The simple answer is that being forced into slavery does not change the ethical status of my actions. I do not recognize the morality or legality of my enslavement, my actions are therefore morally exactly the same as a free person’s actions. I have the exact same natural rights as any other person, regardless of what the slaveholder or the slaveholder’s society claims.
I should therefore treat the slaveholder, the slaveholder’s agents, and the slaveholder’s family just as I would any other person. That is, I can ethically only respond to their actions or threatened actions. I can’t kill a baby just because the baby might grow up to be a slaveholder. I can’t kill someone who doesn’t threaten me with deadly force. In some slaveholding situations I can imagine that every adult member of the slaveholding class and every one of their agents is prepared to threaten me with deadly force at any time, in those cases it would be ethical to use deadly force in return. Under other slave regimes my use of deadly force would be justified in some particular cases and unjustified in other cases.
The fact that I am judged a slave by some people has no bearing on whether my actions are ethical or not. In most cases my ethical relationship to a person who calls himself my owner would be identical to my relationship with a mugger who holds me at gunpoint. I can use deadly force against a mugger in certain circumstances but not in others, the same circumstances would apply to a mugger who called himself my owner and imagined a more long-term mugging. I act to protect myself, if I can protect myself without deadly violence I have an obligation to do so. I also have a lesser obligation to prevent the mugger from mugging other people in the future, just as I have the right to protect myself I also have the right to protect others. But my use of force must be proportionate to the threat offered by the mugger.
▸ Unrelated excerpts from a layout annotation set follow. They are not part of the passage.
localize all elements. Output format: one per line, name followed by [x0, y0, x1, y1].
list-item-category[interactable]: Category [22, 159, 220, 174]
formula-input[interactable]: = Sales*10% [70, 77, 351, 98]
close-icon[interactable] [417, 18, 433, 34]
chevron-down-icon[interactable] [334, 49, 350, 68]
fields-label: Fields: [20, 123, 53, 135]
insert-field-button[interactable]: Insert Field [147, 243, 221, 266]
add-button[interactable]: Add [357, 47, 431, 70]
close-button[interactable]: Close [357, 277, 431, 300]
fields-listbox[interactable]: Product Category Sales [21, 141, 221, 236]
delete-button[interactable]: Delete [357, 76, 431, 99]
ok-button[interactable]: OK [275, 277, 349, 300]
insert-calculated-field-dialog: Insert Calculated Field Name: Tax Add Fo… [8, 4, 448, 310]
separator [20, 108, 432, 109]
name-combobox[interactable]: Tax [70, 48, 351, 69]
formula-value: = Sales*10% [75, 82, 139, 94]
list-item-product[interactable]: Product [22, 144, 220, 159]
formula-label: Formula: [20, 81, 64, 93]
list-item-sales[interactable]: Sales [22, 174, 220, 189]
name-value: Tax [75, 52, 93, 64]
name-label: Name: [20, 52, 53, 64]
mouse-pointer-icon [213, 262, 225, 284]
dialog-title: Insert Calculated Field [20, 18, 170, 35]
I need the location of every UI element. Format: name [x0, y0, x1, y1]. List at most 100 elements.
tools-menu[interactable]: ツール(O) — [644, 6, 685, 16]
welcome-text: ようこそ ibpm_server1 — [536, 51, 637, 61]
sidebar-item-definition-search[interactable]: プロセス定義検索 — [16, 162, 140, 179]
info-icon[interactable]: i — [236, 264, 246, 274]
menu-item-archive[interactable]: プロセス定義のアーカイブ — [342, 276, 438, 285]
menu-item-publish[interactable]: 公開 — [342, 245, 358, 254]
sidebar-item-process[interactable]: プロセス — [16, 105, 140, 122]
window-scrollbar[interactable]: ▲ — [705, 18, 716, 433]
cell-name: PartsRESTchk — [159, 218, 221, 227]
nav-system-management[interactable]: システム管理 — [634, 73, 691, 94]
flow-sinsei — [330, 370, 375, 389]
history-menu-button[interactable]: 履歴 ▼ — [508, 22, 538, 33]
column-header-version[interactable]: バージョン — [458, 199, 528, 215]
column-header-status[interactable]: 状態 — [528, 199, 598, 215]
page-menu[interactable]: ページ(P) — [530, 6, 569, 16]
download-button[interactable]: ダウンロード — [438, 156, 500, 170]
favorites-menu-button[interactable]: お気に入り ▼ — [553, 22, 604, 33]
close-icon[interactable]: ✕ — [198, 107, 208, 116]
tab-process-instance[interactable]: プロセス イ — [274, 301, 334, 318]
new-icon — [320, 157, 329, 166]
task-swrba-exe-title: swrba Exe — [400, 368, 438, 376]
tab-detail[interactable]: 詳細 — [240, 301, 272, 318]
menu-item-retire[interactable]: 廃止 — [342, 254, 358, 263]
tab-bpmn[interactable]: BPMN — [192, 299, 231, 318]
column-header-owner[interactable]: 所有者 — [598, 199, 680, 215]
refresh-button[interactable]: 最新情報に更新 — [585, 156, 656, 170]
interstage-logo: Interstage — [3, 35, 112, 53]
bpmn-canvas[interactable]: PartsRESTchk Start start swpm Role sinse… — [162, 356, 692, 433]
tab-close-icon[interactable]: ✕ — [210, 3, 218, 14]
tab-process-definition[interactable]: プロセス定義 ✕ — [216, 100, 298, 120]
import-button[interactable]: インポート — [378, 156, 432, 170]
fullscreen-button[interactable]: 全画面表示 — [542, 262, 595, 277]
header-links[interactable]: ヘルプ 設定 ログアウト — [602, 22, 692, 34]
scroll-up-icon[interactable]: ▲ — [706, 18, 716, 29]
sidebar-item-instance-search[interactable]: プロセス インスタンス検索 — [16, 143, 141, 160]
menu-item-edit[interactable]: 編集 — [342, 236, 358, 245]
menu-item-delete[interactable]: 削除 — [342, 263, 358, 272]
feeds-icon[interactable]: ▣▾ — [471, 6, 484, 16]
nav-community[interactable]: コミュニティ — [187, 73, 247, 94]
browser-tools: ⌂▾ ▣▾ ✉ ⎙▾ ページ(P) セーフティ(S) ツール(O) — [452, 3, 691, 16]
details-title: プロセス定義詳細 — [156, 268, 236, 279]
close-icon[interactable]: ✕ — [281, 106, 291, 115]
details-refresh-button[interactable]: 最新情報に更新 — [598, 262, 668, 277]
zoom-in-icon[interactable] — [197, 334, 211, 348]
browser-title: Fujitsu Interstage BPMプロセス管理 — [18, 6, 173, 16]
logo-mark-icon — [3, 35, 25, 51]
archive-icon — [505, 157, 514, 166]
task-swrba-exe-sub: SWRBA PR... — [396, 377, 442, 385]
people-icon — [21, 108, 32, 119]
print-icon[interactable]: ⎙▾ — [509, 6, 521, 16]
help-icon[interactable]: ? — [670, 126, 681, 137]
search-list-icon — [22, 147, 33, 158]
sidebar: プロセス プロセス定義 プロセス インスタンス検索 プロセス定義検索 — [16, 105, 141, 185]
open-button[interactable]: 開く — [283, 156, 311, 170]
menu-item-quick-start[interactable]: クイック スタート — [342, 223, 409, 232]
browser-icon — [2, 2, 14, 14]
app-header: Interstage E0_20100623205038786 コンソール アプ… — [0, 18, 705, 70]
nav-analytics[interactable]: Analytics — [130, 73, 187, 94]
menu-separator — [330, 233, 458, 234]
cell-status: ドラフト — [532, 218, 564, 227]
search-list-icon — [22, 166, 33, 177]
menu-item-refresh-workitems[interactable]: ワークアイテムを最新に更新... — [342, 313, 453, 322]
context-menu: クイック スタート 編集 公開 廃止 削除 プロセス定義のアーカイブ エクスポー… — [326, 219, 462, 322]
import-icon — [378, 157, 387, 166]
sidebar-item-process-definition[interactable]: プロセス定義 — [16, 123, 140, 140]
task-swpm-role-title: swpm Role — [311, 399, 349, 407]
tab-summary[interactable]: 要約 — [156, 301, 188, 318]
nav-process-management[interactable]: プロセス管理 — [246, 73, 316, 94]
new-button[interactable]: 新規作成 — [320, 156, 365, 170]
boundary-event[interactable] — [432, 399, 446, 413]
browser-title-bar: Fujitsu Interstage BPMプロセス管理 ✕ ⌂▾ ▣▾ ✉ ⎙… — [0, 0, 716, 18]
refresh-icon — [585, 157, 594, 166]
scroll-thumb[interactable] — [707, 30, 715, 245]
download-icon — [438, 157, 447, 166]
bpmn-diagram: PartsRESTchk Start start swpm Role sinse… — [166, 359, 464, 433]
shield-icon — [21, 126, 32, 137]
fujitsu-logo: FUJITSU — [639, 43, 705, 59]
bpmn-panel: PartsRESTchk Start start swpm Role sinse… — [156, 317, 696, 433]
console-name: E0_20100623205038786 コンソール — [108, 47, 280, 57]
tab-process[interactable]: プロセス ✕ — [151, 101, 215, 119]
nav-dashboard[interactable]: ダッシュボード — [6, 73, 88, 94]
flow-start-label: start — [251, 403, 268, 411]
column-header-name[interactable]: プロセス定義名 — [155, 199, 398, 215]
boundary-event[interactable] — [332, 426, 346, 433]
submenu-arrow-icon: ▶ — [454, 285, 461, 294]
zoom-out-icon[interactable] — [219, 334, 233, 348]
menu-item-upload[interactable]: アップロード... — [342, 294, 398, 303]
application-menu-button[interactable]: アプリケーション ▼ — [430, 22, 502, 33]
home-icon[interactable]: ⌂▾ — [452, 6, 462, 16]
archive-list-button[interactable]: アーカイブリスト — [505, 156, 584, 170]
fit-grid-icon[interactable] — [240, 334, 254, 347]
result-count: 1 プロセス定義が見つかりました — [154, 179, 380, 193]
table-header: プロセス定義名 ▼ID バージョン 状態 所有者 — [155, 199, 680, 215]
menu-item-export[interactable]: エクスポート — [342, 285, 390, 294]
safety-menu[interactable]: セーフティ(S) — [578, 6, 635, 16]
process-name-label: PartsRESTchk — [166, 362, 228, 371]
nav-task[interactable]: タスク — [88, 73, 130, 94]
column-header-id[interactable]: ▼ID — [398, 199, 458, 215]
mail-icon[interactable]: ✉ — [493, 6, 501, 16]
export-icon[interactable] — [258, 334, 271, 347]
Membership in a “class” of slaveholders is irrelevant. Such classes are human-created fictions. Every person is simply a person, their membership in a human-created class is irrelevant, what matters is their actions. If that person engages in unethical actions to you or others your responses to those actions change. But you are not allowed to kill someone merely because he pretends to be your owner, what makes your self-defense ethical or not is whether he threatens you with deadly force.